The Food and Drug Administration has announced it is finalising guidance on its existing Breakthrough Devices Program as well as announcing plans for a Safer Technologies Program (STeP).
The Breakthrough Devices Program aims to accelerate the development of device and give patients access to products that more effectively diagnose or treat life-threatening or life-changing conditions.
The guidance on the Breakthrough Devices Program aims to provide what the FDA calls a more “agile” process, which involves more consultation between themselves and the device manufacturer.
In a statement on its website, FDA commissioner Scott Gottlieb, and Jeff Shuren, director of the Center for Devices and Radiological Health said: “We plan to put forth additional detail next year on STeP related to how we would apply principles and features of the current Breakthrough Devices Program to devices with the potential for significant safety improvements as compared to available treatment or diagnostic options. For instance, we will consider how we could apply Breakthrough principles and features to products intended to treat or diagnose non-life-threatening diseases or conditions, but which offer substantial safety innovations that either reduce the occurrence of a serious adverse event or other safety issue; address a known device failure mode or common user error; or provide for significant safety advantages for users.

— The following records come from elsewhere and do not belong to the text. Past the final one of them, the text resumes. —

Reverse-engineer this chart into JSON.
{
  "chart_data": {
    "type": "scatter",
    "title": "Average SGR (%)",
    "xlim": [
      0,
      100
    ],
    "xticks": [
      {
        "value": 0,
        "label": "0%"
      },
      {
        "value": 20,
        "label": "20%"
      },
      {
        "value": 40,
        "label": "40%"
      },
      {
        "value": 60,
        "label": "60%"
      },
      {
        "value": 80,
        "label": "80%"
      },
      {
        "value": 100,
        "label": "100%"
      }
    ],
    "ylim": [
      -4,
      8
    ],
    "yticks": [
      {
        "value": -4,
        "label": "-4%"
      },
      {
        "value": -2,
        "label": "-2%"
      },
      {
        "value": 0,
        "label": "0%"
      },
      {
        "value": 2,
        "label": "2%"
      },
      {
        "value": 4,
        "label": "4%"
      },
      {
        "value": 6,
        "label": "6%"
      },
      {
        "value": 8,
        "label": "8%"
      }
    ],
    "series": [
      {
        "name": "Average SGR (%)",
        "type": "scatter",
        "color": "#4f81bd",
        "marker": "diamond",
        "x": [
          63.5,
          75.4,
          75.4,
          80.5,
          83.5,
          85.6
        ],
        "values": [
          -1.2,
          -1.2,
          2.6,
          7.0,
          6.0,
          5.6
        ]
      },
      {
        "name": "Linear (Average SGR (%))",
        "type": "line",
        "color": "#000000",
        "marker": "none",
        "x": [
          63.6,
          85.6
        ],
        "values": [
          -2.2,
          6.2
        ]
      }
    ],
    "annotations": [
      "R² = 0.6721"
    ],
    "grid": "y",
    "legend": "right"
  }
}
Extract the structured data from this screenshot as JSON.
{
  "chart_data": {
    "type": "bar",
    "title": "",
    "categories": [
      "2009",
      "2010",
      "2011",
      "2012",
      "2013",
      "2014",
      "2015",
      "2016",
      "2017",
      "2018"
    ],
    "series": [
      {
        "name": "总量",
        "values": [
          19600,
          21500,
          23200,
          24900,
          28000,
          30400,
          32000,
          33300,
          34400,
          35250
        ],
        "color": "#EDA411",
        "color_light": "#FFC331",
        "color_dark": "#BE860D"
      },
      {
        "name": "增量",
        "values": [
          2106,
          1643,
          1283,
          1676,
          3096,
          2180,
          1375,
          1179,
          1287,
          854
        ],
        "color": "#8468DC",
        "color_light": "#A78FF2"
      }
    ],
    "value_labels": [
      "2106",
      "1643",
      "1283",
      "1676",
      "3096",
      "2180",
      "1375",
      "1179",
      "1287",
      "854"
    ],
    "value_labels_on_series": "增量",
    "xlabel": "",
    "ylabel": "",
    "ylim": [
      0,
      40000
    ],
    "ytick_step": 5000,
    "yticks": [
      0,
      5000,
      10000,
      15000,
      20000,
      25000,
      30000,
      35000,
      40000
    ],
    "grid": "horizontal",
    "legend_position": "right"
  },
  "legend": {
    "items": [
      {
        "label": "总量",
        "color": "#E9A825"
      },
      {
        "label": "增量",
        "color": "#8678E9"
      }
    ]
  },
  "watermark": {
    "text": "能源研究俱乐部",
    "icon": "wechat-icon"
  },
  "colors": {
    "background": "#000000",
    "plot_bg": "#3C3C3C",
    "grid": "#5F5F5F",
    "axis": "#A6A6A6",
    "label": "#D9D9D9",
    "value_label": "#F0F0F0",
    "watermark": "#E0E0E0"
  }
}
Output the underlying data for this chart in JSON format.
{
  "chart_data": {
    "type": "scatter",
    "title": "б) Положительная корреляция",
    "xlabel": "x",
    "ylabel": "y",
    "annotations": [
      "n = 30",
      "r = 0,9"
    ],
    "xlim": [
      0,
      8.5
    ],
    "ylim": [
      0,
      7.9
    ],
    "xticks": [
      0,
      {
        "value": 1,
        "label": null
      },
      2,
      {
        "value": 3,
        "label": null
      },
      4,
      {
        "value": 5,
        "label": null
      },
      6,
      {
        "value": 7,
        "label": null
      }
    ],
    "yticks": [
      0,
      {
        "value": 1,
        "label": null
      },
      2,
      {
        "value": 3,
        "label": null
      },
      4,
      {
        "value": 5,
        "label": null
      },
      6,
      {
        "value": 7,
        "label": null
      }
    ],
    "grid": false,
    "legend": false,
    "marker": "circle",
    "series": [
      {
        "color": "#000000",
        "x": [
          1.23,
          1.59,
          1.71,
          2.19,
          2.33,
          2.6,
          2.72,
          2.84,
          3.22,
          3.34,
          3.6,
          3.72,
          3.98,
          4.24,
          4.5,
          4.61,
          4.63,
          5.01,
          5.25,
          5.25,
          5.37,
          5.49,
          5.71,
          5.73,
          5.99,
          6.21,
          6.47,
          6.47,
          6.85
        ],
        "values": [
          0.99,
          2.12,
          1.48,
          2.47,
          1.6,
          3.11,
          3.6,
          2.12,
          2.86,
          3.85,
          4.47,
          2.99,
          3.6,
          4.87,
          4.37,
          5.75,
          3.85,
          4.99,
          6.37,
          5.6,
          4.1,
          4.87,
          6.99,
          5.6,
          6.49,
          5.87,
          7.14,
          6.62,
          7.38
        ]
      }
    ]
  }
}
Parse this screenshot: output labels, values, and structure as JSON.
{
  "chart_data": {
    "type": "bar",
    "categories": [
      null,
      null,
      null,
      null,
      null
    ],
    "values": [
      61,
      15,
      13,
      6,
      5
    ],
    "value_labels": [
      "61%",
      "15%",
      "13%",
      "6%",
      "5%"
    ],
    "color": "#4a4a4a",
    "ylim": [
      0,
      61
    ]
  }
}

“For example, consider an orthopaedic device that treats a condition that is not considered to be life-threatening or irreversibly debilitating. This device would not meet the Breakthrough Devices Program criteria because it is not intended to treat a life-threatening or irreversibly debilitating disease or condition; however, we will consider whether a device like this could qualify for the planned STeP program if it had an innovative safety mechanism that was intended to reduce post-surgical complications. Or, consider a medical imaging device that does not meet the Breakthrough criteria but significantly reduces radiation exposure in comparison to similar devices, which would be both beneficial to patients and clinicians. Such devices would have safety advantages compared to current devices and therefore would be the kinds of devices that may qualify for inclusion in STeP."
The FDA went on to say that the programs will be on two different pathways in that one will treat life-threatening and life-changing conditions, and the other treats less serious conditions and “innovates” on safety – but could both have a similar impact both in terms of safety and access.